En Ecuador, las personas adultas mayores que no cuentan con recursos económicos suficientes o que no pueden sostenerse por sí mismas tienen derecho a recibir una pensión alimenticia por parte de sus familiares. Así lo establece el artículo 27 de la Ley Orgánica de las Personas Adultas Mayores, que reconoce este beneficio como un mecanismo para garantizar una vida digna cuando el adulto mayor no puede cubrir sus necesidades básicas.
La normativa también establece quiénes tienen la obligación de asumir esta responsabilidad. Según el artículo 28 de la misma ley, los primeros obligados son el cónyuge o pareja en unión de hecho, luego los descendientes hasta el segundo grado de consanguinidad, principalmente hijos y nietos, y posteriormente los hermanos. Cuando existen varios familiares dentro de un mismo grado de parentesco, todos pueden ser demandados de manera conjunta para cumplir con la obligación alimentaria.
El Ministerio de Inclusión Económica y Social señala que, en determinados casos y cuando lo disponga una autoridad judicial como medida de protección, la responsabilidad puede ampliarse hasta el cuarto grado de consanguinidad y segundo de afinidad.
¿Cómo pedir la pensión alimenticia?
Si los familiares no cumplen voluntariamente con esta obligación, el adulto mayor puede presentar una demanda de alimentos ante un juez de familia, quien evaluará el caso y fijará la pensión correspondiente.
Para recibir orientación legal, las personas adultas mayores también pueden acudir a consultorios jurídicos gratuitos como los de la UHE o los de la Pontificia Universidad Católica del Ecuador.
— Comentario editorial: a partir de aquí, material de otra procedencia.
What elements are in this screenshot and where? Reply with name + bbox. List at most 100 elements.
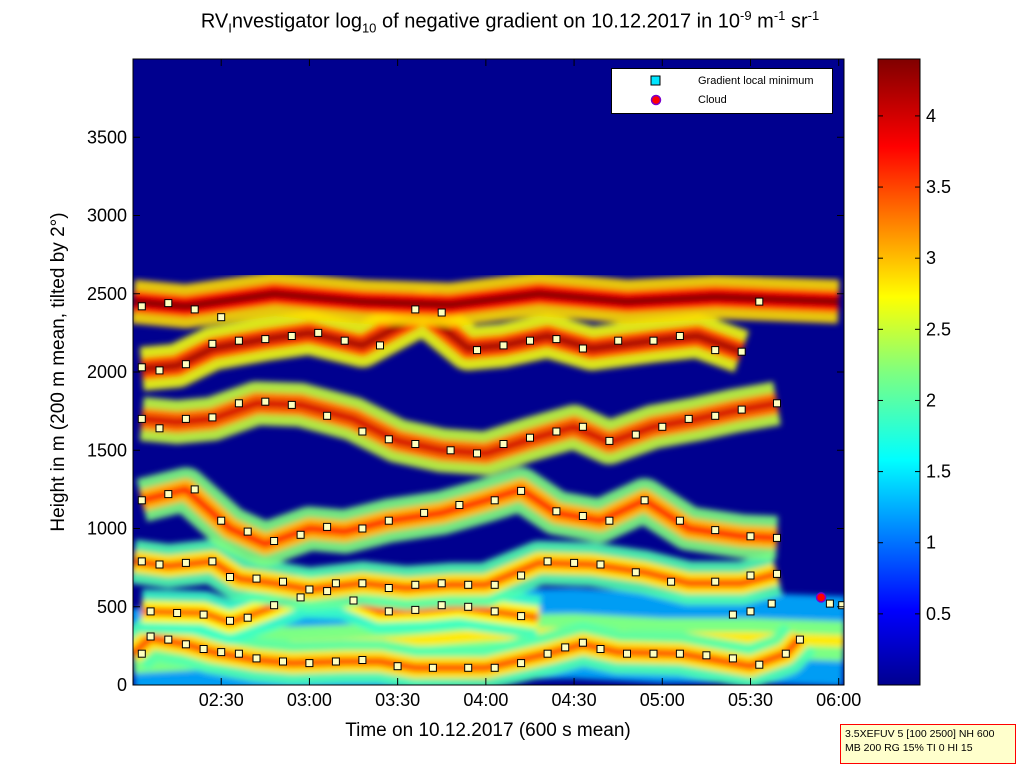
gradient-minimum-point	[358, 579, 367, 588]
gradient-minimum-point	[746, 571, 755, 580]
gradient-minimum-point	[728, 610, 737, 619]
gradient-minimum-point	[517, 659, 526, 668]
y-axis-title: Height in m (200 m mean, tilted by 2°)	[48, 212, 69, 531]
gradient-minimum-point	[305, 659, 314, 668]
gradient-minimum-point	[208, 413, 217, 422]
gradient-minimum-point	[323, 522, 332, 531]
gradient-minimum-point	[649, 649, 658, 658]
gradient-minimum-point	[464, 580, 473, 589]
gradient-minimum-point	[490, 607, 499, 616]
gradient-minimum-point	[737, 405, 746, 414]
y-tick-label: 2500	[87, 284, 127, 304]
heatmap-band-core	[140, 485, 778, 549]
gradient-minimum-point	[667, 577, 676, 586]
gradient-minimum-point	[543, 649, 552, 658]
gradient-minimum-point	[384, 516, 393, 525]
x-tick-label: 04:30	[552, 690, 597, 710]
gradient-minimum-point	[137, 414, 146, 423]
gradient-minimum-point	[243, 527, 252, 536]
gradient-minimum-point	[340, 336, 349, 345]
gradient-minimum-point	[543, 557, 552, 566]
gradient-minimum-point	[411, 605, 420, 614]
gradient-minimum-point	[605, 436, 614, 445]
gradient-minimum-point	[155, 424, 164, 433]
gradient-minimum-point	[773, 533, 781, 542]
marker-layer	[137, 297, 844, 672]
gradient-minimum-point	[605, 516, 614, 525]
gradient-minimum-point	[658, 422, 667, 431]
gradient-minimum-point	[526, 336, 534, 345]
gradient-minimum-point	[279, 657, 287, 666]
gradient-minimum-point	[675, 516, 684, 525]
gradient-minimum-point	[499, 341, 508, 350]
gradient-minimum-point	[323, 411, 332, 420]
gradient-minimum-point	[773, 399, 781, 408]
gradient-minimum-point	[287, 400, 296, 409]
heatmap-band-core	[133, 557, 779, 594]
gradient-minimum-point	[795, 635, 804, 644]
gradient-minimum-point	[578, 512, 587, 520]
gradient-minimum-point	[208, 557, 217, 566]
gradient-minimum-point	[437, 579, 446, 588]
gradient-minimum-point	[675, 332, 684, 340]
gradient-minimum-point	[261, 397, 270, 406]
gradient-minimum-point	[773, 569, 781, 578]
gradient-minimum-point	[490, 496, 499, 505]
gradient-minimum-point	[331, 579, 340, 588]
y-tick-label: 3500	[87, 127, 127, 147]
gradient-minimum-point	[825, 599, 834, 608]
gradient-minimum-point	[155, 366, 164, 375]
gradient-minimum-point	[384, 435, 393, 444]
info-line-2: MB 200 RG 15% TI 0 HI 15	[845, 742, 973, 754]
gradient-minimum-point	[737, 347, 746, 356]
x-axis-title: Time on 10.12.2017 (600 s mean)	[345, 720, 631, 741]
gradient-minimum-point	[411, 580, 420, 589]
colorbar-tick-label: 3	[926, 248, 936, 268]
gradient-minimum-point	[838, 601, 844, 610]
colorbar-tick-label: 0.5	[926, 604, 951, 624]
cloud-point	[815, 592, 827, 603]
gradient-minimum-point	[711, 526, 720, 535]
gradient-minimum-point	[331, 657, 340, 666]
colorbar-tick-label: 4	[926, 106, 936, 126]
gradient-minimum-point	[623, 649, 631, 658]
gradient-minimum-point	[552, 427, 561, 436]
gradient-minimum-point	[631, 430, 640, 439]
gradient-minimum-point	[393, 662, 402, 671]
gradient-minimum-point	[552, 335, 561, 344]
gradient-minimum-point	[728, 654, 737, 663]
gradient-minimum-point	[199, 645, 208, 653]
gradient-minimum-point	[684, 414, 693, 423]
gradient-minimum-point	[137, 649, 146, 658]
gradient-minimum-point	[243, 613, 252, 622]
colorbar-tick-label: 2	[926, 390, 936, 410]
gradient-minimum-point	[473, 449, 481, 458]
gradient-minimum-point	[296, 530, 305, 539]
gradient-minimum-point	[146, 632, 155, 641]
gradient-minimum-point	[199, 610, 208, 619]
x-tick-label: 02:30	[199, 690, 244, 710]
gradient-minimum-point	[746, 607, 755, 616]
gradient-minimum-point	[578, 344, 587, 353]
gradient-minimum-point	[190, 305, 199, 314]
gradient-minimum-point	[217, 516, 226, 525]
y-tick-label: 2000	[87, 362, 127, 382]
gradient-minimum-point	[578, 638, 587, 647]
gradient-minimum-point	[464, 602, 473, 611]
gradient-minimum-point	[217, 313, 226, 322]
colorbar-tick-label: 1	[926, 533, 936, 553]
y-tick-label: 3000	[87, 206, 127, 226]
gradient-minimum-point	[137, 302, 146, 311]
gradient-minimum-point	[767, 599, 776, 608]
gradient-minimum-point	[517, 486, 526, 495]
gradient-minimum-point	[517, 612, 526, 621]
gradient-minimum-point	[261, 335, 270, 344]
gradient-minimum-point	[358, 656, 367, 664]
gradient-minimum-point	[596, 645, 605, 653]
gradient-minimum-point	[473, 346, 481, 355]
gradient-minimum-point	[164, 299, 173, 308]
gradient-minimum-point	[428, 663, 437, 672]
x-tick-label: 05:00	[640, 690, 685, 710]
gradient-minimum-point	[296, 593, 305, 602]
gradient-minimum-point	[270, 601, 279, 610]
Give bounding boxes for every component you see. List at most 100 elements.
Los contactos disponibles son: UHE al número 0963555253 solo por WhatsApp o al convencional 401-4100 extensión 152. También se puede contactar al Consultorio Jurídico de la PUCE al teléfono (02) 2991783 o al correo cjg@puce.edu.ec.
El monto de la pensión no es fijo y debe ser determinado por un juez tomando como referencia las tablas de pensiones mínimas elaboradas por el MIES.

El cálculo toma como base el Salario Básico Unificado, que para 2026 fue fijado en 482 dólares por el Ministerio de Trabajo, así como la inflación anual conforme a los indicadores económicos publicados por el Instituto Nacional de Estadística y Censos.